Third, the outstanding case of one who sought God's glory was His incarnate Son, "Glorify your Son, that your Son also may glorify you" (John 17:1) this ever actuated Him.

Fourth, in Romans 1:10, we find the apostle Paul seeking God's blessing on his journey.

On the other hand, Scripture mentions not a few instances where the Lord's people failed to "acknowledge" Him in all their ways, and records the disastrous consequences which attended their self-will. After Abraham had entered Canaan, "There was a famine in the land," sent, no doubt, to chasten and to test him. But, alas, as is so often the case with us, he failed. Instead of seeking guidance from the Lord, he "went down into Egypt to sojourn there" (Gen 12:10). Ultimately, he was delivered, but for many years after he reaped an unpleasant harvest through Hagar, whom he acquired in Egypt.

Concerning the Gideonites who deceived Israel, it is written, "And the men took of their victuals, and asked not counsel at the mouth of the LORD. And Joshua made peace with them, and made a league with them" (Jos 9:14-15). The sequel shows that they became a thorn in Israel's side. These things are written for our learning.

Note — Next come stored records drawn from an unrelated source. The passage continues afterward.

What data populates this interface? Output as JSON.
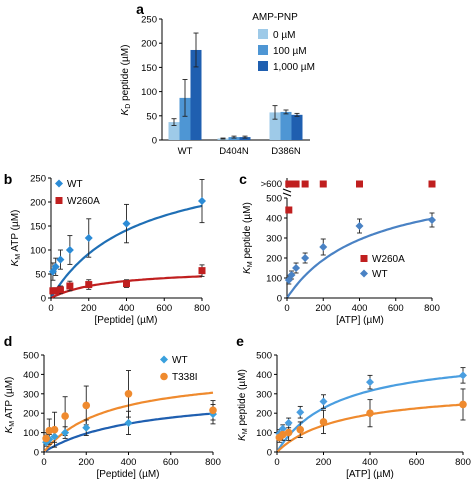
{
  "chart_data": [
    {
      "panel": "a",
      "type": "bar",
      "ylabel": "K_D peptide (µM)",
      "ylim": [
        0,
        250
      ],
      "yticks": [
        0,
        50,
        100,
        150,
        200,
        250
      ],
      "categories": [
        "WT",
        "D404N",
        "D386N"
      ],
      "legend_title": "AMP-PNP",
      "legend_position": "top-right",
      "series": [
        {
          "name": "0 µM",
          "color": "#9ecae8",
          "values": [
            37,
            3,
            57
          ],
          "err": [
            7,
            1,
            14
          ]
        },
        {
          "name": "100 µM",
          "color": "#4e96d4",
          "values": [
            87,
            6,
            58
          ],
          "err": [
            38,
            2,
            4
          ]
        },
        {
          "name": "1,000 µM",
          "color": "#1f5fb0",
          "values": [
            186,
            6,
            52
          ],
          "err": [
            35,
            2,
            3
          ]
        }
      ]
    },
    {
      "panel": "b",
      "type": "scatter",
      "xlabel": "[Peptide] (µM)",
      "ylabel": "K_M ATP (µM)",
      "xlim": [
        0,
        800
      ],
      "ylim": [
        0,
        250
      ],
      "xticks": [
        0,
        200,
        400,
        600,
        800
      ],
      "yticks": [
        0,
        50,
        100,
        150,
        200,
        250
      ],
      "legend_position": "top-left",
      "series": [
        {
          "name": "WT",
          "marker": "diamond",
          "color": "#2b8bd6",
          "curve_color": "#1f6fb5",
          "x": [
            10,
            25,
            50,
            100,
            200,
            400,
            800
          ],
          "y": [
            55,
            65,
            80,
            100,
            125,
            155,
            202
          ],
          "err": [
            18,
            18,
            20,
            30,
            40,
            40,
            45
          ],
          "fit": {
            "vmax": 300,
            "k": 450
          }
        },
        {
          "name": "W260A",
          "marker": "square",
          "color": "#c01f1f",
          "curve_color": "#c01f1f",
          "x": [
            10,
            25,
            50,
            100,
            200,
            400,
            800
          ],
          "y": [
            15,
            15,
            17,
            25,
            28,
            30,
            57
          ],
          "err": [
            6,
            6,
            8,
            10,
            10,
            8,
            12
          ],
          "fit": {
            "vmax": 62,
            "k": 300
          }
        }
      ]
    },
    {
      "panel": "c",
      "type": "scatter",
      "xlabel": "[ATP] (µM)",
      "ylabel": "K_M peptide (µM)",
      "xlim": [
        0,
        800
      ],
      "ylim": [
        0,
        500
      ],
      "xticks": [
        0,
        200,
        400,
        600,
        800
      ],
      "yticks": [
        0,
        100,
        200,
        300,
        400,
        500
      ],
      "y_break_label": ">600",
      "legend_position": "bottom-right",
      "series": [
        {
          "name": "W260A",
          "marker": "square",
          "color": "#c01f1f",
          "x": [
            10,
            25,
            50,
            100,
            200,
            400,
            800
          ],
          "y": [
            ">600",
            ">600",
            ">600",
            ">600",
            ">600",
            ">600",
            ">600"
          ],
          "extra_point": {
            "x": 10,
            "y": 440
          }
        },
        {
          "name": "WT",
          "marker": "diamond",
          "color": "#4a82c4",
          "curve_color": "#4a82c4",
          "x": [
            10,
            25,
            50,
            100,
            200,
            400,
            800
          ],
          "y": [
            90,
            115,
            150,
            200,
            255,
            360,
            390
          ],
          "err": [
            20,
            20,
            25,
            25,
            40,
            35,
            35
          ],
          "fit": {
            "vmax": 620,
            "k": 450
          }
        }
      ]
    },
    {
      "panel": "d",
      "type": "scatter",
      "xlabel": "[Peptide] (µM)",
      "ylabel": "K_M ATP (µM)",
      "xlim": [
        0,
        800
      ],
      "ylim": [
        0,
        500
      ],
      "xticks": [
        0,
        200,
        400,
        600,
        800
      ],
      "yticks": [
        0,
        100,
        200,
        300,
        400,
        500
      ],
      "legend_position": "top-right",
      "series": [
        {
          "name": "WT",
          "marker": "diamond",
          "color": "#39a0dd",
          "curve_color": "#1f5fb0",
          "x": [
            10,
            25,
            50,
            100,
            200,
            400,
            800
          ],
          "y": [
            50,
            65,
            80,
            100,
            125,
            150,
            195
          ],
          "err": [
            20,
            25,
            30,
            30,
            40,
            60,
            50
          ],
          "fit": {
            "vmax": 310,
            "k": 450
          }
        },
        {
          "name": "T338I",
          "marker": "circle",
          "color": "#ef8a2e",
          "curve_color": "#ef8a2e",
          "x": [
            10,
            25,
            50,
            100,
            200,
            400,
            800
          ],
          "y": [
            70,
            110,
            115,
            185,
            240,
            300,
            215
          ],
          "err": [
            30,
            60,
            90,
            100,
            100,
            120,
            50
          ],
          "fit": {
            "vmax": 420,
            "k": 300
          }
        }
      ]
    },
    {
      "panel": "e",
      "type": "scatter",
      "xlabel": "[ATP] (µM)",
      "ylabel": "K_M peptide (µM)",
      "xlim": [
        0,
        800
      ],
      "ylim": [
        0,
        500
      ],
      "xticks": [
        0,
        200,
        400,
        600,
        800
      ],
      "yticks": [
        0,
        100,
        200,
        300,
        400,
        500
      ],
      "series": [
        {
          "name": "WT",
          "marker": "diamond",
          "color": "#4a9ee0",
          "curve_color": "#4a9ee0",
          "x": [
            10,
            25,
            50,
            100,
            200,
            400,
            800
          ],
          "y": [
            95,
            120,
            150,
            205,
            260,
            360,
            395
          ],
          "err": [
            20,
            20,
            25,
            30,
            35,
            35,
            40
          ],
          "fit": {
            "vmax": 520,
            "k": 260
          }
        },
        {
          "name": "T338I",
          "marker": "circle",
          "color": "#ef8a2e",
          "curve_color": "#ef8a2e",
          "x": [
            10,
            25,
            50,
            100,
            200,
            400,
            800
          ],
          "y": [
            75,
            90,
            100,
            115,
            155,
            200,
            245
          ],
          "err": [
            25,
            30,
            40,
            40,
            60,
            70,
            80
          ],
          "fit": {
            "vmax": 330,
            "k": 280
          }
        }
      ]
    }
  ]
}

"In all your ways acknowledge him" (verse 6). This precept applies to the arrangements of the home, our business affairs, our social life, our church relations, our service for Christ. And our obedience thereto determines the measure in which our lives are pleasing to God, glorifying to Him, and really blessed by Him. Then, let us, more earnestly, daily seek grace to conform to it in everything.